Mateo Rueda, an art teacher at Lincoln Elementary School in South Salt Lake, was put on administrative leave after a parent complained about the incident.

On Dec. 4, he had the children sift through eight boxes filled with 100 postcards of famous works of art that had been in the school’s library for three years, Cache County Sheriff’s Office said, according to Fox13.

He said some of the pictures that showed nudity made some of his students uncomfortable.

Before his fifth-grade art class, he removed the ones he didn’t think were appropriate and told students before they started the project that there might be some in the mix that could make them uncomfortable.

When some children did say they felt uncomfortable about some of the images, Rueda said, according to Fox13,  he told the children the “images were part of history, they are icons.”

He encouraged his students to talk to their parents about the paintings.

Some parents complained, and one parent even called the police, alleging Rueda was showing pornography to his students.

The Cache County Sheriff’s Office investigated, but did not file charges, saying they did not consider the images pornography.

Venessa Rose Pixton, a parent of an 11-year-old boy, told the Herald Journal that she complained to the school after talking to her son about what happened.

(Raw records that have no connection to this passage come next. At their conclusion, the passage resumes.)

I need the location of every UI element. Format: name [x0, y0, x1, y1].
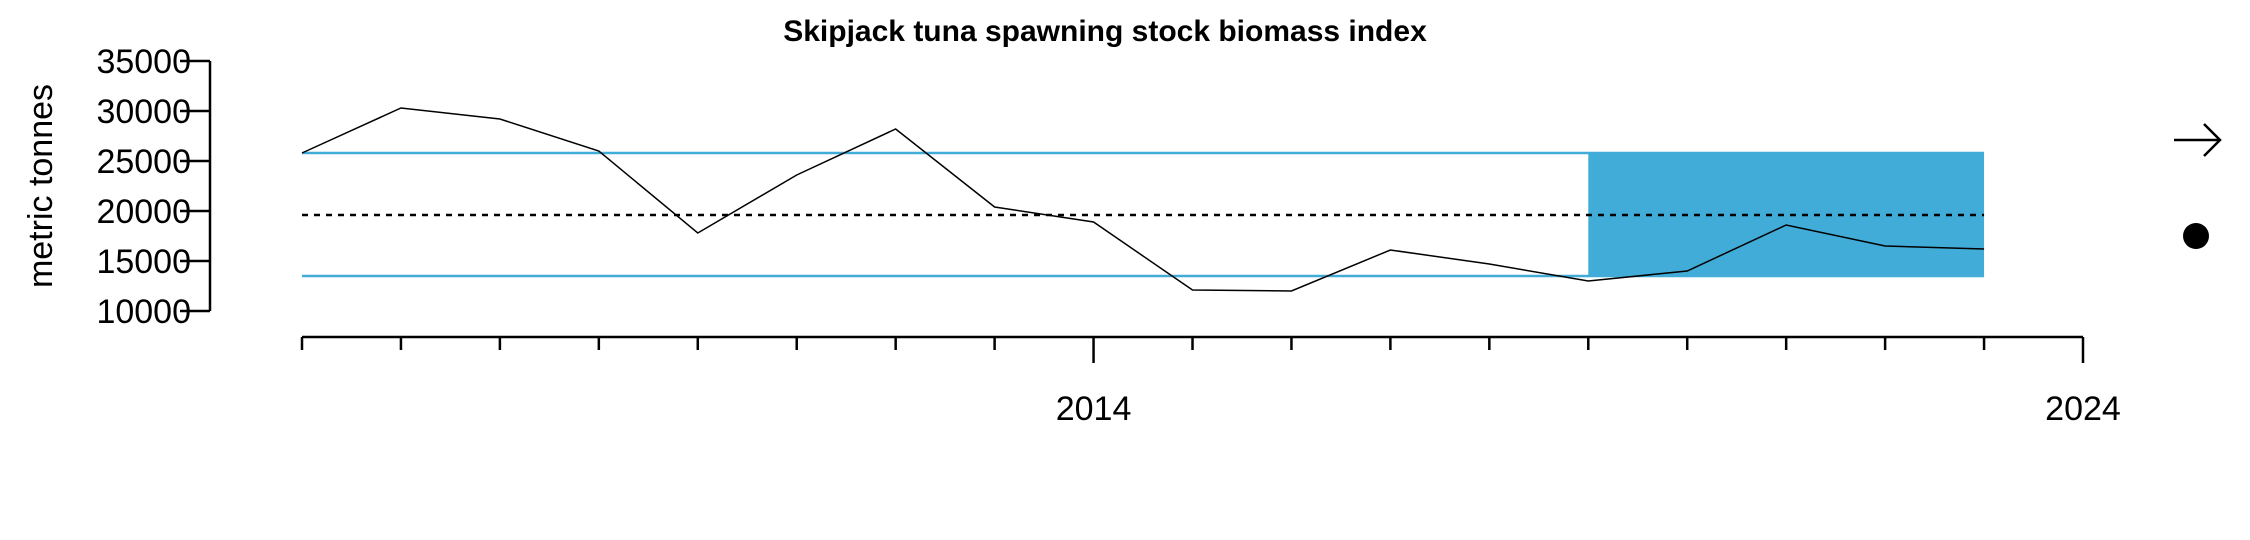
x-tick-label: 2014: [1056, 390, 1132, 428]
y-tick-label: 30000: [96, 93, 191, 131]
y-tick-label: 10000: [96, 293, 191, 331]
series-line: [301, 107, 1985, 292]
x-axis: 2014 2024: [300, 335, 2121, 428]
highlight-layer: [1588, 153, 1985, 276]
series-layer: [301, 107, 1985, 292]
y-tick-label: 25000: [96, 143, 191, 181]
y-axis-title: metric tonnes: [22, 84, 60, 288]
y-tick-label: 35000: [96, 43, 191, 81]
filled-circle-icon: [2183, 223, 2209, 249]
x-tick-label: 2024: [2045, 390, 2121, 428]
y-tick-label: 20000: [96, 193, 191, 231]
chart-title: Skipjack tuna spawning stock biomass ind…: [783, 15, 1427, 48]
arrow-right-icon: [2174, 123, 2222, 157]
highlight-period-box: [1588, 153, 1985, 276]
indicator-layer: [2174, 123, 2222, 249]
y-axis: 10000 15000 20000 25000 30000 35000: [96, 43, 212, 331]
y-tick-label: 15000: [96, 243, 191, 281]
reference-lines: [302, 151, 1985, 278]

“It wasn’t the pictures so much that really bothered me; it was the method in which he went about it afterward,” Pixton said, adding that she thought Rueda should also have reviewed the pictures before using them in the class.

One parent came to his defense, writing in a letter to the editor in the Herald Journal that her child was not uncomfortable at all by how Rueda handled the situation.

“After speaking with my daughter at length, I found out she was not uncomfortable with the images she had seen,” wrote Kamee Jensen.

“I reached out to Mr. Mateo to let him know how my daughter was feeling and to tell him how much we appreciated him. He was devastated about what had happened, He explained that the material he had used for his lesson to exemplify the color relationships they were studying had been in the Lincoln art library for years and were NOT brought in by him!

“I am so sad for Mr. Mateo but more so for the students at Lincoln Elementary. They have suffered a great loss, Mr. Mateo is an extremely talented artist, and an inspiration.

“Thanks to him my daughter has a real passion and love for art. Now he’s gone it seems we have a craft class instead of art instruction. My daughter has been very unhappy cutting out snowflakes and pasting glitter.”

Cache County School District officials have declined comment, saying it’s “an ongoing personnel issue,” the Herald Journal reports.

Mateo was put on administrative leave for a few days, then told that the school was going to let him go. He says he plans to appeal the school’s decision.

“In a Friday meeting, they gave me two choices: to resign, accepting their terms of my alleged wrongdoing (eliminating any possibility to voice my opinion in the future), or to be terminated with a scathing and defamatory letter. Frankly, neither option was agreeable to me,” Rueda wrote, according to the Herald Journal.

“My intent when it comes to the hearing has nothing to do money or anything like that, but it has to do with exercising my right to be heard so that I can have a clean name, a clean reputation.”